In Mary Pope Osborne’s Magic Tree House books, which are for elementary school students, two contemporary kids travel through time. Day of the Dragon King has them going to ancient China where they meet someone trying to keep manuscripts from being destroyed. The kids tell him about their public and school libraries. He says, “You come from paradise.”

Yep. There have been anecdotal incidents where people were assigned to help out “those less fortunate,” and instead of developing empathy, became all the more superior and looked down on others all the more in the process.
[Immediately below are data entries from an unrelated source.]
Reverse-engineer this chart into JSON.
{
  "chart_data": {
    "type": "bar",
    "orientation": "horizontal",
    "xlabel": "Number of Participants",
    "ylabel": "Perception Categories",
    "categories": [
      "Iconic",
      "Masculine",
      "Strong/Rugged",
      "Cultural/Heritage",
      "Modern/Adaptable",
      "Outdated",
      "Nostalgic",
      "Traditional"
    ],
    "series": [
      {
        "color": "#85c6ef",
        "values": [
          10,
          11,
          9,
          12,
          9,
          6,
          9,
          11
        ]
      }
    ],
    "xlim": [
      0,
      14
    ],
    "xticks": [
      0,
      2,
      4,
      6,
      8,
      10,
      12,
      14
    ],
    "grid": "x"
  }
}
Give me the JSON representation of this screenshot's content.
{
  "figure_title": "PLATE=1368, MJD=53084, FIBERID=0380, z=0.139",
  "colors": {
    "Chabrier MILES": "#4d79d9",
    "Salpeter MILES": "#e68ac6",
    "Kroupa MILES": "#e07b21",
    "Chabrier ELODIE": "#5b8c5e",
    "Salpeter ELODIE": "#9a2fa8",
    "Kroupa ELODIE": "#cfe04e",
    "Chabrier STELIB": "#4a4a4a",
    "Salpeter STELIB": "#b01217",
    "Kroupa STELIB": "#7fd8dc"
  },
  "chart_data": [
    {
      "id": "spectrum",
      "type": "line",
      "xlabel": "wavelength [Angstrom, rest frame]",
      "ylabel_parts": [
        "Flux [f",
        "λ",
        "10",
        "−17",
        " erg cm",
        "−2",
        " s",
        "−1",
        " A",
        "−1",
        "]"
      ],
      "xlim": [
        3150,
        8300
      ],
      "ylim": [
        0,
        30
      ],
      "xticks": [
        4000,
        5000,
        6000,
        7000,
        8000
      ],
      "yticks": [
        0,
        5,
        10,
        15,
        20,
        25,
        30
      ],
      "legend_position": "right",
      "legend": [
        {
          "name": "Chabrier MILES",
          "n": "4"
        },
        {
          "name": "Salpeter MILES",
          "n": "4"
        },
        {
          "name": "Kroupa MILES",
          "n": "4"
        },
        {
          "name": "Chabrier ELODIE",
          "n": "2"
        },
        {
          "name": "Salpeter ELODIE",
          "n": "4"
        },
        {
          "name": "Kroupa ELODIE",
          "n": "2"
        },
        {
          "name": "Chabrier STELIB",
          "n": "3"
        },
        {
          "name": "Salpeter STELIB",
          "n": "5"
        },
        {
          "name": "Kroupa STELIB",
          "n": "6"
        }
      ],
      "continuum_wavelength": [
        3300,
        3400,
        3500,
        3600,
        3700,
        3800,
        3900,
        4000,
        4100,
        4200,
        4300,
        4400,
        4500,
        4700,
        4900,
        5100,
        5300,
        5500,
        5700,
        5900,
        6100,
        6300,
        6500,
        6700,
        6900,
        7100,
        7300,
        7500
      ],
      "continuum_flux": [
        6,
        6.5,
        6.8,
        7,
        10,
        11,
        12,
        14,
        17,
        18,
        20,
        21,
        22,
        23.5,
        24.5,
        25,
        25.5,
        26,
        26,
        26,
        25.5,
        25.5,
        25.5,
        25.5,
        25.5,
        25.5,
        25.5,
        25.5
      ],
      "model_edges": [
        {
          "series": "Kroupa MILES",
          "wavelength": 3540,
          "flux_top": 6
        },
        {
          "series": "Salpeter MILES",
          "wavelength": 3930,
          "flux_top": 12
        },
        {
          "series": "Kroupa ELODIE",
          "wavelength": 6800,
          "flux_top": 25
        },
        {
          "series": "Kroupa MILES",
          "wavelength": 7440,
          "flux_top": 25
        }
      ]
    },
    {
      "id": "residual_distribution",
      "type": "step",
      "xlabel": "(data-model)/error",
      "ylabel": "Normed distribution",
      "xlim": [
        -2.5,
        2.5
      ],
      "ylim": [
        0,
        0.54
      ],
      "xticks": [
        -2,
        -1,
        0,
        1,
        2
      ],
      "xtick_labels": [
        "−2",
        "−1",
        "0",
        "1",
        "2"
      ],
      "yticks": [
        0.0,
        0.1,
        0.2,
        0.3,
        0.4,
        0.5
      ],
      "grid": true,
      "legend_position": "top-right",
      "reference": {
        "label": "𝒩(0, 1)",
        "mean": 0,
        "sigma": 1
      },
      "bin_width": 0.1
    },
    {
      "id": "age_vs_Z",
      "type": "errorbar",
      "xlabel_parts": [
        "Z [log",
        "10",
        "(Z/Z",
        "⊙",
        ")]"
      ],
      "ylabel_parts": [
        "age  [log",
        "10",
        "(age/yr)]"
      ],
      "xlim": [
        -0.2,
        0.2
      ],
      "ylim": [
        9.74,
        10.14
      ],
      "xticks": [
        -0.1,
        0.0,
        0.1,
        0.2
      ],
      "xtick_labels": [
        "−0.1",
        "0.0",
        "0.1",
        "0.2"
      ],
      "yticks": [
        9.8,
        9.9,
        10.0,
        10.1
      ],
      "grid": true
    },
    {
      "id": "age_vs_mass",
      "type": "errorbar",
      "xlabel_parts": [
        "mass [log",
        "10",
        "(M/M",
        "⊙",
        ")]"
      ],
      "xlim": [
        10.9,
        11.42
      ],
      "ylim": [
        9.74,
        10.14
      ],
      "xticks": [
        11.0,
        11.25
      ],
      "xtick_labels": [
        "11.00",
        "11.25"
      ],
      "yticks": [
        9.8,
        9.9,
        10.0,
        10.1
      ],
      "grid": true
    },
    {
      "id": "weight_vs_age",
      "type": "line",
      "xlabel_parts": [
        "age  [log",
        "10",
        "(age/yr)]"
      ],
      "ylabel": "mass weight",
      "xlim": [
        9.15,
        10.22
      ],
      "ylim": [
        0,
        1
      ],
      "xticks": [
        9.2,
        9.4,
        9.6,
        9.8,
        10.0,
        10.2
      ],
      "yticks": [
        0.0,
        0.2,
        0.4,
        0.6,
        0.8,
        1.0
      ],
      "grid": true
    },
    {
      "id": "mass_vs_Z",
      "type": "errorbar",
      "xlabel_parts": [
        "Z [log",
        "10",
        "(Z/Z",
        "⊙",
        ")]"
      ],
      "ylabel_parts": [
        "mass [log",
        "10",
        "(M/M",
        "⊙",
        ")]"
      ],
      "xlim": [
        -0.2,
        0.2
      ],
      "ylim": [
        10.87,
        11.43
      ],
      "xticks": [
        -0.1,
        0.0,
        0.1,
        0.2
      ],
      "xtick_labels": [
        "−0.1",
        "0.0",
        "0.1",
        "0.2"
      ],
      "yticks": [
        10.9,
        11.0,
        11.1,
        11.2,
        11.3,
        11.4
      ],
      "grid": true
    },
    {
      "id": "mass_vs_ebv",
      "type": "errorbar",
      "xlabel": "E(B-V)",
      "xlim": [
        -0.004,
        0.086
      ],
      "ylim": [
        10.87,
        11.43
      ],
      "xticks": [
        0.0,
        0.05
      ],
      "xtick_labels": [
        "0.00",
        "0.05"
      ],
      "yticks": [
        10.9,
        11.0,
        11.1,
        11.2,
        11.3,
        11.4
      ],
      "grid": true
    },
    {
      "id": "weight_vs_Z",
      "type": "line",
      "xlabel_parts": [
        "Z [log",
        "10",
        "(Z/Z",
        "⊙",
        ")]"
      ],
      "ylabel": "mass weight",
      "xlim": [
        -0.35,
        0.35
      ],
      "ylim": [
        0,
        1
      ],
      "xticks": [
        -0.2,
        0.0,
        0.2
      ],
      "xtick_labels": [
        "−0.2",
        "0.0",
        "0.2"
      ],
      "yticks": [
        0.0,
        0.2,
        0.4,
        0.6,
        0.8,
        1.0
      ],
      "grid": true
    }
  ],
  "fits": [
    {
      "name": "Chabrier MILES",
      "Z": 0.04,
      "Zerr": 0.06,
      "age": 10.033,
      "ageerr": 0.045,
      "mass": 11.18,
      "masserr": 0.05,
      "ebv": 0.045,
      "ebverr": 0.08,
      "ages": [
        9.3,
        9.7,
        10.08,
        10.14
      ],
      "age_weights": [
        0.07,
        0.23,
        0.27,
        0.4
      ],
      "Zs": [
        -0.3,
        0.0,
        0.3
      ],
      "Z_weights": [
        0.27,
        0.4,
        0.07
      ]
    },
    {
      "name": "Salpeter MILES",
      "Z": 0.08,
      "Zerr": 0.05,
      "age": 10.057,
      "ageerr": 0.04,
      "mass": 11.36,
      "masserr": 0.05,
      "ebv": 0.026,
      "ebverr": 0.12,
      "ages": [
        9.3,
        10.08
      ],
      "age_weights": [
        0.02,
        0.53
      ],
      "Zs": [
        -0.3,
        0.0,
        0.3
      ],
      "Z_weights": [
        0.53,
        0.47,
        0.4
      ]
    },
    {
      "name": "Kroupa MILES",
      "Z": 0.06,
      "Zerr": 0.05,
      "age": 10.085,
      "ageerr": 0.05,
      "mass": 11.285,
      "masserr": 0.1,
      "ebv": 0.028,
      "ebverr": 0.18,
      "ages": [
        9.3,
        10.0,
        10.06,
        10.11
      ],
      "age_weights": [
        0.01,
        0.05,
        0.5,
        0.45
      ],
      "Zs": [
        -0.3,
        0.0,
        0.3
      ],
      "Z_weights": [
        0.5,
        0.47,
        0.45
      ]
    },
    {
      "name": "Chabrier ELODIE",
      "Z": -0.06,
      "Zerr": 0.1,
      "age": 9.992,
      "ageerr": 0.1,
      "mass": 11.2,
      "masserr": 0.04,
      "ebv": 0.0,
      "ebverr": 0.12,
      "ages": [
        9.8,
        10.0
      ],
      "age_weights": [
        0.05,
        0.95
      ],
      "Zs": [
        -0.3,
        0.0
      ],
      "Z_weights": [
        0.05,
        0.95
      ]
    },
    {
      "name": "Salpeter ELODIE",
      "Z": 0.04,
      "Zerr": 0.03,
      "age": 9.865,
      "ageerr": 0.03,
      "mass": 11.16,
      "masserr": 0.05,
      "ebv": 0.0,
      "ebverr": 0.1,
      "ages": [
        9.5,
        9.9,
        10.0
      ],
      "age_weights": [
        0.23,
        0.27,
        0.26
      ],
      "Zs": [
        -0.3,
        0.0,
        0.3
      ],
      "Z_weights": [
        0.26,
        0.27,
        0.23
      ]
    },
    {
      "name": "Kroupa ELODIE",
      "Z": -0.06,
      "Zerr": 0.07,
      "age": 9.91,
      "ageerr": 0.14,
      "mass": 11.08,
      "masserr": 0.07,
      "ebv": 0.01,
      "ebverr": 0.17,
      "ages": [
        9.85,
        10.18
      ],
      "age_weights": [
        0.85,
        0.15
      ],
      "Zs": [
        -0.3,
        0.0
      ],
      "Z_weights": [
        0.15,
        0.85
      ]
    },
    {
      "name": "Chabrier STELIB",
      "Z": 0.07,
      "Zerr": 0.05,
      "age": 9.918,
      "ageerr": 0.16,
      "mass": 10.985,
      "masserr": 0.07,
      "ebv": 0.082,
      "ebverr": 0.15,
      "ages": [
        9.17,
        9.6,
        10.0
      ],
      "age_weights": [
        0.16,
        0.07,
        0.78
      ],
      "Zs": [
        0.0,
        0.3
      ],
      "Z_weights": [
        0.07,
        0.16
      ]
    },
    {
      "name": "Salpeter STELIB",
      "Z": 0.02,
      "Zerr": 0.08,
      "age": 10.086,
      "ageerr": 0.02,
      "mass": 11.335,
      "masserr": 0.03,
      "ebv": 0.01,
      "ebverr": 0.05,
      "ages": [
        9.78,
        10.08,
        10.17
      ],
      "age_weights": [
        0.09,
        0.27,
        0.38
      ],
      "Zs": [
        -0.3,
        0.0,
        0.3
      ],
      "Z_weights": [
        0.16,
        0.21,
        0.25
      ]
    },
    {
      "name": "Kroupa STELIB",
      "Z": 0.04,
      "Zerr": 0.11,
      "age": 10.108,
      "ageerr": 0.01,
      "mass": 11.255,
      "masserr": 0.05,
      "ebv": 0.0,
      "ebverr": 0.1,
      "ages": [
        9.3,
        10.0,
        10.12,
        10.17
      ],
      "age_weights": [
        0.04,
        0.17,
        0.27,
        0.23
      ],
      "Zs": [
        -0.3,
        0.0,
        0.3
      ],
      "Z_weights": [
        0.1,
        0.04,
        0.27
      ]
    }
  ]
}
I’ve talked to my students about this before, how a lot of children alive today would be super jealous of getting to go to school every day.

They were, to put it mildly, unconvinced.

I think one silver lining of the pandemic will be that my students will have a newfound appreciation for in-person school.

Yup. The teaching and lecturing need to be separate, something that I really wish weren’t the case. Letting off steam under the guise of providing advice isn’t useful. Of course, you can give the best advice ever, at the perfect time and only a tiny fraction of it is absorbed. I think modeling the right behavior is least unsuccessful way.